How does investing in bonds work?

A simple way to look at bonds is that you are allowing someone (typically a company, agency or government) to borrow your money for a set period of time. They pay you a fee (interest) as an incentive to allow them to borrow the money. When the agreed upon time expires (matures), you receive your original loan back and collect the contracted fee while they were ‘using’ your money. We could make this much more complicated, but for now, let’s keep it simple. With this simplified model in place, let’s consider why yields change.

Why do bond yields change?

Consider the two sides of the bond transaction. Someone wants to borrow your money. You have money that can be ‘invested’ so you entertain their offer. But, you are not the only two looking to make a transaction. In fact, the global bond market is larger than the global stock market. This often surprises people and it means there is a lot of competition for bond dollars.

In this transaction, the borrower wants to pay the least amount of interest while the investor wants to earn the highest interest possible (all else equal). As conditions change, yields (and prices) change to reflect new information. There are many reasons bond values change, but I want to keep this as simple as possible and focus on today’s main point, so I will skip the lengthy explanation of the various components of bond pricing.

The simplest reason a bond yield (and price) changes is a shift in supply or demand. If demand increases, similar bonds may be able to lower what they pay in interest. If supply increases, the borrower may have to increase the interest paid.

Consider a scenario where nothing has changed other than the demand for interest payments. The increased demand potentially allows the borrower to lower the amount paid. Some of the increased demand may be willing to take a slightly lower interest payment, thus lowering the yield.

Now, consider a scenario where similar bonds provide higher interest opportunities. The investor will demand a higher interest payment given other options. The original borrower must offer a higher interest payment to entice investors, thus raising yields. Let’s walk through a more detailed example.

Why do bond prices go down?

Most have heard of the inverse relationship between a bond’s yield and its price. As yields go higher, the price of existing bonds price lower (we will skip new issues for now). Let’s consider the scenario above in which similar choices offer a higher yield. It is important to remember the terms (time and interest) do not change once agreed upon and the bond is issued.  

Let’s consider the scenario in which we have rising interest rates. Today’s bonds offer higher interest rates based the current environment. Because the existing bond can’t change the interest rate, the adjustment made to make payments equivalent in real terms is via its price.  

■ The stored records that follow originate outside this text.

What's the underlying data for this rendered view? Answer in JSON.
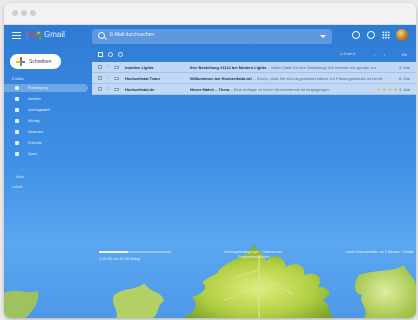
{
  "app": {
    "name": "Gmail",
    "search": {
      "placeholder": "E-Mail durchsuchen"
    },
    "compose_label": "Schreiben"
  },
  "sidebar": {
    "section_label": "E-Mails",
    "items": [
      {
        "label": "Posteingang",
        "count": "",
        "active": true,
        "icon": "inbox-icon"
      },
      {
        "label": "Markiert",
        "count": "",
        "active": false,
        "icon": "star-icon"
      },
      {
        "label": "Zurückgestellt",
        "count": "",
        "active": false,
        "icon": "clock-icon"
      },
      {
        "label": "Wichtig",
        "count": "",
        "active": false,
        "icon": "important-icon"
      },
      {
        "label": "Gesendet",
        "count": "",
        "active": false,
        "icon": "send-icon"
      },
      {
        "label": "Entwürfe",
        "count": "",
        "active": false,
        "icon": "draft-icon"
      },
      {
        "label": "Spam",
        "count": "",
        "active": false,
        "icon": "spam-icon"
      }
    ],
    "more_label": "Mehr",
    "labels_heading": "Labels"
  },
  "toolbar": {
    "page_range": "1–3 von 3",
    "lang": "De"
  },
  "emails": [
    {
      "sender": "Intuitive Lights",
      "subject": "Ihre Bestellung #1114 bei Modern Lights",
      "snippet": "– Vielen Dank für Ihre Bestellung! Wir bereiten sie gerade vor.",
      "date": "9. Mai",
      "tags": ""
    },
    {
      "sender": "Hochzeitstal Team",
      "subject": "Willkommen bei Hochzeitstal.de!",
      "snippet": "– Schön, dass Sie sich angemeldet haben. Ihr Planungsbereich ist bereit.",
      "date": "8. Mai",
      "tags": ""
    },
    {
      "sender": "Hochzeitstal.de",
      "subject": "Neuer Match – Thera",
      "snippet": "– Eine Anfrage zu Ihrem Wunschtermin ist eingegangen.",
      "date": "4. Mai",
      "tags": "★ ★ ★ ★"
    }
  ],
  "footer": {
    "storage_text": "0,09 GB von 15 GB belegt",
    "storage_fraction": 0.4,
    "middle": "Nutzungsbedingungen · Datenschutz · Programmrichtlinien",
    "right": "Letzte Kontoaktivität: vor 2 Minuten · Details"
  },
  "colors": {
    "accent": "#1a73e8",
    "background_top": "#2f7bd4",
    "background_bottom": "#4e99e8"
  }
}
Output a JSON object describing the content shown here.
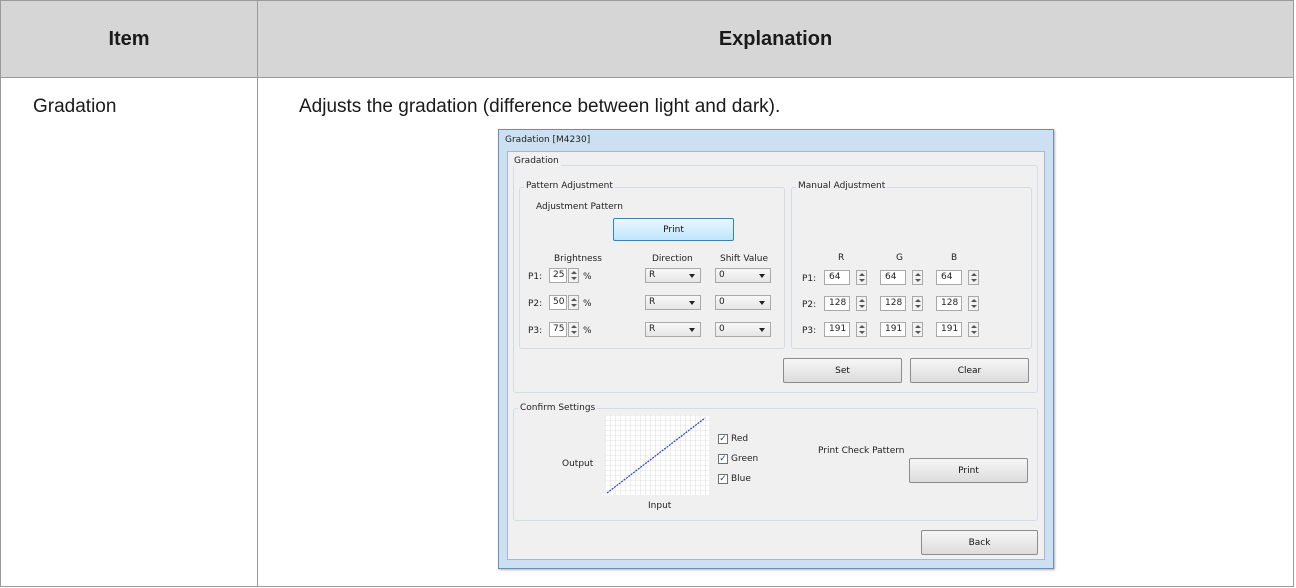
{
  "table": {
    "header_item": "Item",
    "header_explanation": "Explanation",
    "row_item": "Gradation",
    "row_explanation": "Adjusts the gradation (difference between light and dark)."
  },
  "dialog": {
    "title": "Gradation [M4230]",
    "group_gradation": "Gradation",
    "pattern": {
      "label": "Pattern Adjustment",
      "adjustment_pattern_label": "Adjustment Pattern",
      "print_button": "Print",
      "col_brightness": "Brightness",
      "col_direction": "Direction",
      "col_shift": "Shift Value",
      "percent": "%",
      "rows": [
        {
          "label": "P1:",
          "brightness": "25",
          "direction": "R",
          "shift": "0"
        },
        {
          "label": "P2:",
          "brightness": "50",
          "direction": "R",
          "shift": "0"
        },
        {
          "label": "P3:",
          "brightness": "75",
          "direction": "R",
          "shift": "0"
        }
      ]
    },
    "manual": {
      "label": "Manual Adjustment",
      "col_r": "R",
      "col_g": "G",
      "col_b": "B",
      "rows": [
        {
          "label": "P1:",
          "r": "64",
          "g": "64",
          "b": "64"
        },
        {
          "label": "P2:",
          "r": "128",
          "g": "128",
          "b": "128"
        },
        {
          "label": "P3:",
          "r": "191",
          "g": "191",
          "b": "191"
        }
      ]
    },
    "set_button": "Set",
    "clear_button": "Clear",
    "confirm": {
      "label": "Confirm Settings",
      "output_label": "Output",
      "input_label": "Input",
      "red_label": "Red",
      "green_label": "Green",
      "blue_label": "Blue",
      "red_checked": true,
      "green_checked": true,
      "blue_checked": true,
      "print_check_label": "Print Check Pattern",
      "print_button": "Print"
    },
    "back_button": "Back"
  }
}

For example, assume a bond was issued two years ago. It paid 1% interest for 5 years. You could buy the bond for $1,000. Today, assume a similar three-year bond (same remaining time) offers 2% interest. If the original borrower wants to sell the initial bond, no one would buy it for $1,000 and give up 1% of annual interest for three years (we are ignoring term for simplicity). So, the market lowers the price to something lower, the lower price offsets the difference in interest payments. Thus, the inverse relationship.

Will rising bond yields create a bond bear market?

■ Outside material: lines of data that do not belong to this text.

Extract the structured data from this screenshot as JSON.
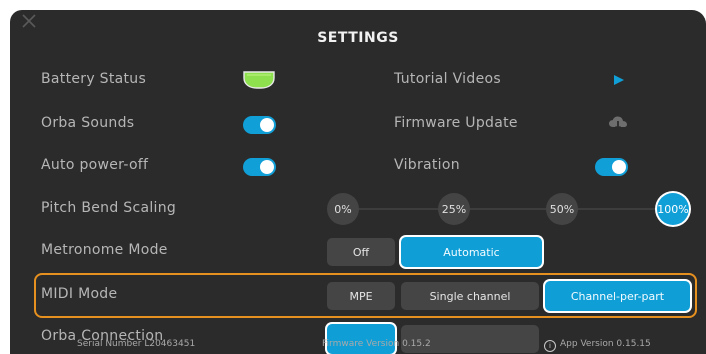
{
  "title": "SETTINGS",
  "colors": {
    "accent": "#119fd8",
    "highlight": "#e6901f",
    "battery": "#8ee04e",
    "panel": "#2b2b2b"
  },
  "left_labels": {
    "battery": "Battery Status",
    "sounds": "Orba Sounds",
    "auto_power": "Auto power-off",
    "pitch_bend": "Pitch Bend Scaling",
    "metronome": "Metronome Mode",
    "midi": "MIDI Mode",
    "connection": "Orba Connection"
  },
  "right_labels": {
    "tutorial": "Tutorial Videos",
    "firmware": "Firmware Update",
    "vibration": "Vibration"
  },
  "toggles": {
    "sounds": true,
    "auto_power": true,
    "vibration": true
  },
  "pitch_bend": {
    "options": [
      "0%",
      "25%",
      "50%",
      "100%"
    ],
    "selected": "100%"
  },
  "metronome": {
    "options": [
      "Off",
      "Automatic"
    ],
    "selected": "Automatic"
  },
  "midi": {
    "options": [
      "MPE",
      "Single channel",
      "Channel-per-part"
    ],
    "selected": "Channel-per-part"
  },
  "footer": {
    "serial": "Serial Number L20463451",
    "firmware_version": "Firmware Version 0.15.2",
    "app_version": "App Version 0.15.15"
  },
  "icons": [
    "close-icon",
    "battery-icon",
    "play-icon",
    "cloud-download-icon",
    "info-icon"
  ]
}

If all else remains constant, rising yields will lower bond prices. That creates a bond bear market. But, we need to consider the real impact of a bond bear market. A bond bear market is not the same as a stock bear market or at least it hasn’t been historically. Although the term bear market is used when either bonds or stocks fall, the historical impact is different…by a lot.

Reviewing the Great Bond Massacre

In January of 1994, the U.S. was emerging from a recession and enjoying the 34th straight month of economic expansion. The Dow Jones reached a new all time high. In the same month, a special council began investigation of President Clinton with respect to the Whitewater Development Corporation. The Fed Funds rate sat at 3%. The Fed was looking to contain inflation (high inflation of the 1980’s still remained forefront in people’s minds). Then Fed Chair Greenspan raised rates 6 times…doubling rates in just 12 months.

The Barclays (then Lehman) US Aggregate Bond Index lost 2.9% in 1994. Yes, you read that correctly…less than 3% and it was referred to as the Great Bond Massacre. You probably don’t need to be reminded of the returns of the great stock bear markets.

But it is different this time…

I paraphrased most of my summary from an article written by Angela Koch. You can click on the link at the end of the article to read more. If I hadn’t started with the year, you may have thought I was referring to the present.

The Fed has been on a steady path of tightening (but not at the pace of 1994). We have recently hit new all-time highs and yes, there is a special counsel reviewing a President’s action. If you choose to read the article, you will find the majority of bond loses were linked to corporate bonds (more on that later).  

Times change, fundamentals don’t…

While writing this post, I am sharing texts with my friend Tracey. I know it…it shocks me too. It seems like only six months ago I was using a flip phone and couldn’t or wouldn’t text. Wait, it was only six months ago. Back to my point…

She is back east watching her daughter finish her collegiate softball career. We discussed how quickly time passes. She warned me of the upcoming ‘challenges’ as Steph enters her teenage years. Which brought me back to the point of the article.

Parents hear about the difficulty of the ‘teen years.’ The stories raise fear and anxiety. But, reviewing history helps put things back in perspective. In many cases, the fear of the ‘teen years’ turns out to be much worse than the actual event. I believe the reason is that fundamentals don’t change unless there is a significant shock to the system. I may be mistaken…reaching teen years may be a significant shock to the system.

Tracey would likely share that her daughter was for the most part a good kid. The changes in the human body during those years can make anyone crazy, but I think (and hope) a fundamentally good kid becomes a fundamentally good teenager and it sounds like…in her case, a fundamentally good young adult.

As people warn me of the ‘teen years’, I will focus on the fundamentals. Steph is fundamentally a good kid (with her moments). Of course, like most decisions…the rational side doesn’t always equal the emotional side. I will keep telling myself…Steph is a fundamentally good kid…when she challenges the status quo.

What is the status quo?

We know the Fed wants to and is raising interest rates. Current stock market valuations remain high. There remains political and global uncertainty. But, is it ‘really’ different this time? Have bond fundamentals changed? I would argue no.

Our status quo is to remain focused on your planning projections. They ground us during uncertain times. We consider current conditions and test what would happen if a past event repeated itself. Then we make informed decisions based on what we learn.

The bond massacre created over a trillion dollars in losses. Angela Koch discusses some of the biggest losers. The biggest losers were corporations who were likely highly leveraged.

As we return to the scenario earlier in the post, greater leverage typically means more risk. Greater risk should equate to a higher yield (you should be compensated for additional risk). When investors don’t properly measure risk, they assume the additional yield is free. They are wrong.

We focus on a more conservative bond allocation. Our goal when considering bonds is diversification and the desire to lower overall risk.

The media tends to sensationalize ‘facts’ to gain readers or viewers. Of course, it may be different this time, but for now, I will stick to fundamentals.